Each man in a foot patrol would have carried that much, the gunners carried more link ammo because their main weapon was the GPMG or Minimi. It depended on the job. If we were part of a force going on a full offensive op then it’s likely we would have carried much more but as we were mainly in a defensive roll due to our main task we depended heavily on close air support . We were taught to be disciplined with the ammo and to make every shot count. No spray and pray. If we had to, one guy could start breaking down some of the 5.56 belt ammo and load it into empty magazines. So in reality each guy had at least 300 rounds. That’s a lot of bullets in the real world.
The gunners carried 600+ rounds for their machine guns so between us we could bring a lot of firepower to the fight for a prolonged period. I promise not one round was fired unless an enemy fire position had been spotted which was usually easy due to the very low standards of the local Taliban fighters.
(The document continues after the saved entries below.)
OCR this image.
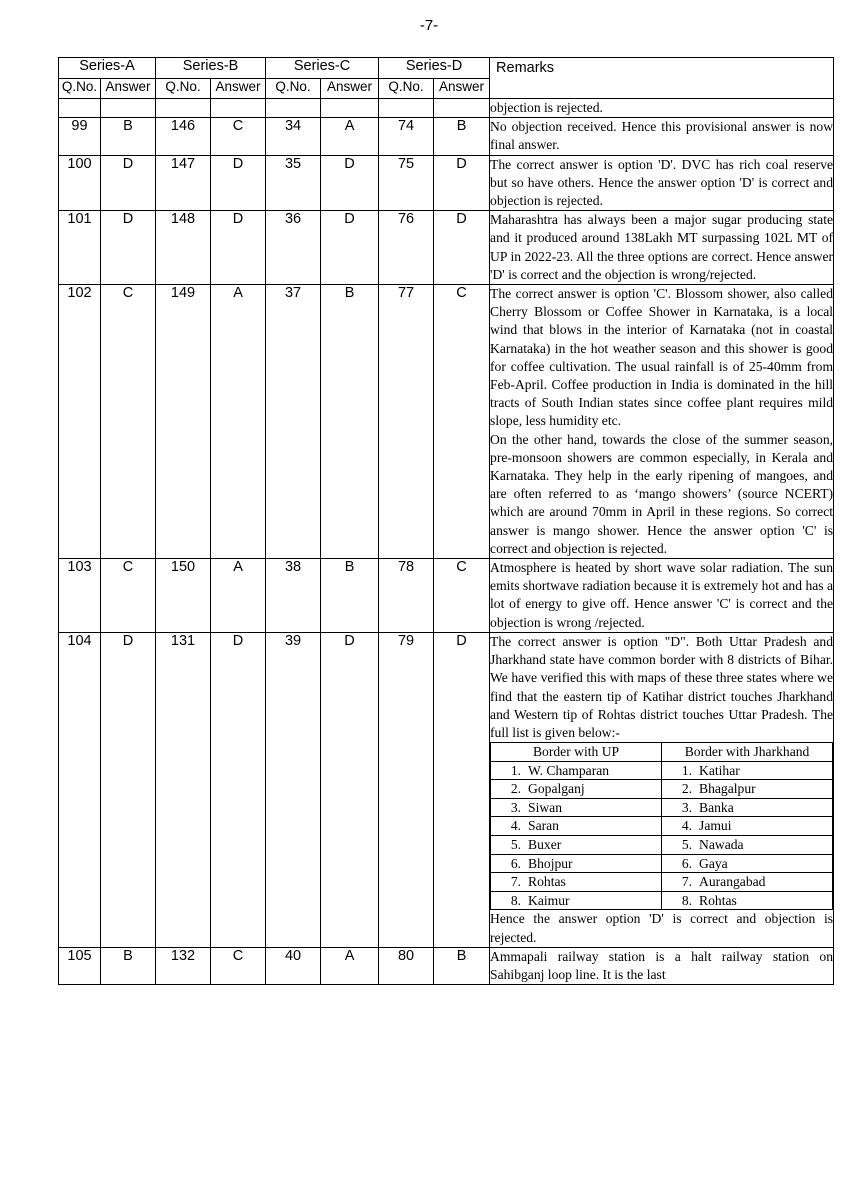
-7-
Series-A	Series-B	Series-C	Series-D	Remarks
Q.No.	Answer	Q.No.	Answer	Q.No.	Answer	Q.No.	Answer
								objection is rejected.
99	B	146	C	34	A	74	B	No objection received. Hence this provisional answer is now final answer.

100	D	147	D	35	D	75	D	The correct answer is option 'D'. DVC has rich coal reserve but so have others. Hence the answer option 'D' is correct and objection is rejected.

101	D	148	D	36	D	76	D	Maharashtra has always been a major sugar producing state and it produced around 138Lakh MT surpassing 102L MT of UP in 2022-23. All the three options are correct. Hence answer 'D' is correct and the objection is wrong/rejected.

102	C	149	A	37	B	77	C	The correct answer is option 'C'. Blossom shower, also called Cherry Blossom or Coffee Shower in Karnataka, is a local wind that blows in the interior of Karnataka (not in coastal Karnataka) in the hot weather season and this shower is good for coffee cultivation. The usual rainfall is of 25-40mm from Feb-April. Coffee production in India is dominated in the hill tracts of South Indian states since coffee plant requires mild slope, less humidity etc.

On the other hand, towards the close of the summer season, pre-monsoon showers are common especially, in Kerala and Karnataka. They help in the early ripening of mangoes, and are often referred to as ‘mango showers’ (source NCERT) which are around 70mm in April in these regions. So correct answer is mango shower. Hence the answer option 'C' is correct and objection is rejected.

103	C	150	A	38	B	78	C	Atmosphere is heated by short wave solar radiation. The sun emits shortwave radiation because it is extremely hot and has a lot of energy to give off. Hence answer 'C' is correct and the objection is wrong /rejected.

104	D	131	D	39	D	79	D	The correct answer is option "D". Both Uttar Pradesh and Jharkhand state have common border with 8 districts of Bihar. We have verified this with maps of these three states where we find that the eastern tip of Katihar district touches Jharkhand and Western tip of Rohtas district touches Uttar Pradesh. The full list is given below:-

Border with UP	Border with Jharkhand
1. W. Champaran	1. Katihar
2. Gopalganj	2. Bhagalpur
3. Siwan	3. Banka
4. Saran	4. Jamui
5. Buxer	5. Nawada
6. Bhojpur	6. Gaya
7. Rohtas	7. Aurangabad
8. Kaimur	8. Rohtas

Hence the answer option 'D' is correct and objection is rejected.

105	B	132	C	40	A	80	B	Ammapali railway station is a halt railway station on Sahibganj loop line. It is the last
Most of their lead flew right over our heads and contacts didn’t last long because we spotted and then smashed them or they ran out of ammo very quickly and then ran away.
In vehicles we would have brought with us several thousands of rounds of 5.56 and 7.62 ammo in boxes and rounds for the .50 cal if we had one. In addition there might have been boxes of rounds on belts for an automatic grenade launcher and plenty of bombs for the mortar if we were equipped with those weapons.
We had the occasional contact with Taliban forces made up of foreign fighters. These guys were more motivated and smarter soldiers (less likely to be high!) than the locals and much better trained so contacts with them lasted much longer, 4 hours or so, and could be very tricky, fast moving battles. With close air support from fast jets, attack helicopters and drones on our side the Taliban never got the upper hand but in the period of time between the start of the contact and when the first attack helicopter arrived on the scene, the foreign fighters could be very bold and would try their best to get close to our defensive positions. A lot of ammunition was needed at times like this. When the AH’s arrived which could take anything from 10 minutes to an hour, their cannons would turn the most persistent Taliban into high protein fertiliser.
Along with Electronic Counter Measures we carried on our backs, spare batteries for the ECM, water, ammo, weapons and body armour which alone would easily be half your load, plus whatever other stuff you were told to carry for some military reason, it was all very heavy. I don’t think that civilians realise how heavy all this equipment is and how tough it is to work with it all on. Soldiers, especially those in ‘teeth arms’ regiments deployed to Afghanistan, would regularly be patrolling and fighting out on the ground on foot in 100F degree heat carrying 60+ lbs of equipment and ammunition. We would occasionally have to move in non-tactical but still dangerous situations carrying over 100 lbs of stuff. This might explain why my knees, hips and back are so painful and stiff now.